Речь шла лишь о том, чтобы «приспособить Ипсбрук-скую программу к современному миру»{323}
. Составители новой программы опять обратились к истокам — «Рерум Новарум» со всеми его основополагающими идеями социального католицизма: достоинством человеческой личности, отвлеченным гуманизмом, признанием частной собственности и мифом о депролетаризации масс. Допускалась частичная национализация, но так, чтобы она не привела к полному исчезновению частной собственности. В духе современности — упования на регулирующую роль буржуазного государства. Все те же атаки на материалистическую философию, научную теорию классов и классовой борьбы, на теорию прибавочной стоимости. «Это ложь, что только условия материальной жизни общества определяют идеи и учреждения. Это ложь, что история человечества сводится только к классовой борьбе»{324}. Рядом с этими атавистическими идеями были, конечно, новые мотивы: «человеческие отношения», «соучастие в управлении производством и прибылях», преподносимые как надежное средство «изменить систему». Программа имела в виду такую реформу общества, при которой предприниматель и трудящийся стали бы «нс врагами, а сотрудниками», а сама реформа осуществлялась «в согласии с капиталистами».Все документы конфедерации этого времени пропитаны грубым антикоммунизмом; она ставила себе в заслугу, что только ее движение дает трудящимся веру, необходимую для «победы» над коммунизмом. Под этим углом зрения она рассматривала и международные отношения. На словах претендуя быть «инструментом мира», она своими клеветническими измышлениями об СССР давала пропагандистский материал поджигателям войны.

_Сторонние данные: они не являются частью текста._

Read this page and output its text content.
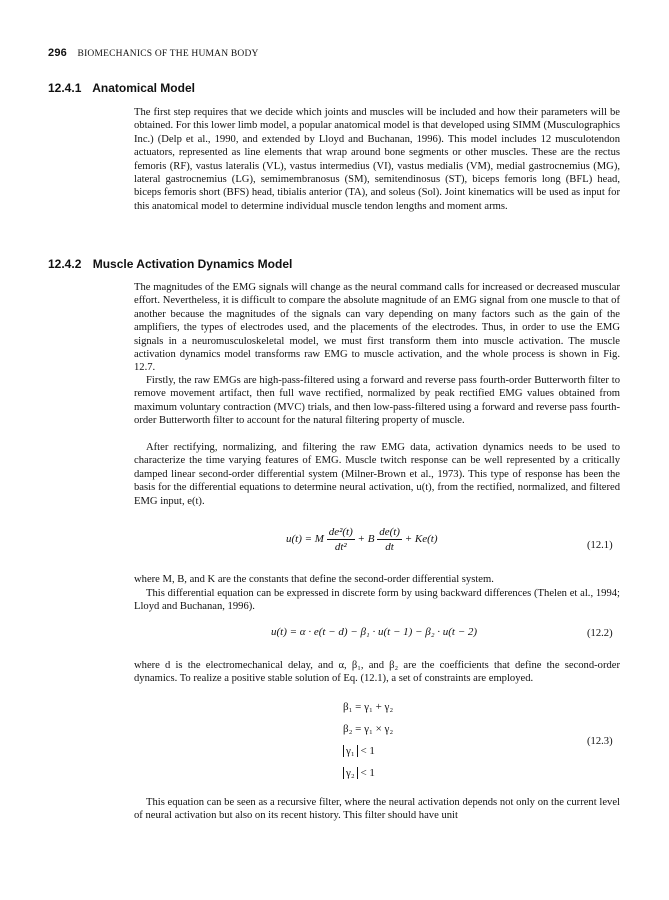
296 BIOMECHANICS OF THE HUMAN BODY
12.4.1 Anatomical Model

The first step requires that we decide which joints and muscles will be included and how their parameters will be obtained. For this lower limb model, a popular anatomical model is that developed using SIMM (Musculographics Inc.) (Delp et al., 1990, and extended by Lloyd and Buchanan, 1996). This model includes 12 musculotendon actuators, represented as line elements that wrap around bone segments or other muscles. These are the rectus femoris (RF), vastus lateralis (VL), vastus intermedius (VI), vastus medialis (VM), medial gastrocnemius (MG), lateral gastrocnemius (LG), semimembranosus (SM), semitendinosus (ST), biceps femoris long (BFL) head, biceps femoris short (BFS) head, tibialis anterior (TA), and soleus (Sol). Joint kinematics will be used as input for this anatomical model to determine individual muscle tendon lengths and moment arms.

12.4.2 Muscle Activation Dynamics Model

The magnitudes of the EMG signals will change as the neural command calls for increased or decreased muscular effort. Nevertheless, it is difficult to compare the absolute magnitude of an EMG signal from one muscle to that of another because the magnitudes of the signals can vary depending on many factors such as the gain of the amplifiers, the types of electrodes used, and the placements of the electrodes. Thus, in order to use the EMG signals in a neuromusculoskeletal model, we must first transform them into muscle activation. The muscle activation dynamics model transforms raw EMG to muscle activation, and the whole process is shown in Fig. 12.7.

Firstly, the raw EMGs are high-pass-filtered using a forward and reverse pass fourth-order Butterworth filter to remove movement artifact, then full wave rectified, normalized by peak rectified EMG values obtained from maximum voluntary contraction (MVC) trials, and then low-pass-filtered using a forward and reverse pass fourth-order Butterworth filter to account for the natural filtering property of muscle.

After rectifying, normalizing, and filtering the raw EMG data, activation dynamics needs to be used to characterize the time varying features of EMG. Muscle twitch response can be well represented by a critically damped linear second-order differential system (Milner-Brown et al., 1973). This type of response has been the basis for the differential equations to determine neural activation, u(t), from the rectified, normalized, and filtered EMG input, e(t).

u(t) = M $\frac{\text{de²(t)}}{\text{dt²}} + B \frac{de(t)}{dt} + Ke(t)$
(12.1)

where M, B, and K are the constants that define the second-order differential system.

This differential equation can be expressed in discrete form by using backward differences (Thelen et al., 1994; Lloyd and Buchanan, 1996).

u(t) = α · e(t − d) − β₁ · u(t − 1) − β₂ · u(t − 2)	(12.2)

where d is the electromechanical delay, and α, β₁, and β₂ are the coefficients that define the second-order dynamics. To realize a positive stable solution of Eq. (12.1), a set of constraints are employed.

β₁ = γ₁ + γ₂
β₂ = γ₁ × γ₂
γ₁ < 1
γ₂ < 1
(12.3)

This equation can be seen as a recursive filter, where the neural activation depends not only on the current level of neural activation but also on its recent history. This filter should have unit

Послевоенная программа христианских союзов исходила из того, что государственно-монополистический капитализм приблизил социальный строй к христианскому общественному идеалу. Ее составители узрели не только улучшение судьбы трудящихся, «извлекших пользу из многочисленных социальных законов», по и значительные структурные сдвиги в самом рабочем классе в эпоху, когда государство выступает партнером рабочих организаций. «Есть ли еще рабочий класс?» — вопрошала газета «О травай».
Антикапитализм остался, но острие его было обращено в прошлое. Восхвалялось современное «общество благоденствия», давшее трудящимся больше, «нежели дали антикапиталистические режимы». В практической деятельности союзы МКХП увлекались приобретением мелких акций, новыми формами оплаты трудящихся вроде «зарплат-инвестиций» — этими призраками овладения собственностью, всевозможными формами соучастия, разработанными до мельчайших деталей на конгрессе 1952 г., участием в планирующих органах и паритетных комиссиях, оцениваемых как «революционная мера».
Разнообразная работа союзов свелась к лозунгу поссибилистов: «каждый день добиться чего-нибудь».
Поддержка Европейского экономического сообщества была объявлена «генеральной линией христианского синдикализма». Получив доступ в социальный комитет сообщества, эмиссары МКХП обещали основать «Европу трудящихся, а не капиталистов»{325}
, поднять социальный уровень всех стран ЕЭС. Главное в ЕЭС, говорили они, это «человеческий аспект», а потому оно «наше дело». Своим «делом» они объявили и план политического объединения Европы, откровенно направленный против стран социализма.Теория множественности профсоюзов в программе не просто сохранилась как условие для выражения свободы личности: в ее обосновании появились новые мотивы. Генеральный секретарь конфедерации Ванистендель «открыл» социологический закон, согласно которому профсоюзы, которых он именует «группами давления», не должны превышать определенного размера; в противном случае они своей монополией ставят под угрозу демократию. Если бы, рассуждает он, профсоюзный центр ФРГ объединял 12–14 млн. членов, правительство ФРГ было бы парализовано. То же самое случилось бы, если бы АФТ-КПП достигла численности 40–45 млн. человек.
Вновь МКХП подняла флаг партийно-политического нейтралитета. Конгресс 1945 г. запретил профсоюзным функционерам участвовать в парламенте и администрации [28]
. На практике все выглядело иначе. Профсоюзные работники, например ФКХТ, заседали в парламенте на скамьях католической партии (МРП), нередко призывали голосовать за тот или иной список.Само собой разумеется, в Бельгии свое доверие они выражали только христианско-социальной партии, во Франции — МРП.
Теория стачек восстановлена в прежнем виде — их принимали как неизбежное зло, мечтали о том, чтобы «жестокое право силы уступило место светлой силе права». Тесье предпочитал забастовке «всякое согласованное решение, всякий арбитраж»{326}
. Всеобщие стачки крайне нежелательны, «дикие» отклонялись, а политические приравнивались к мятежу.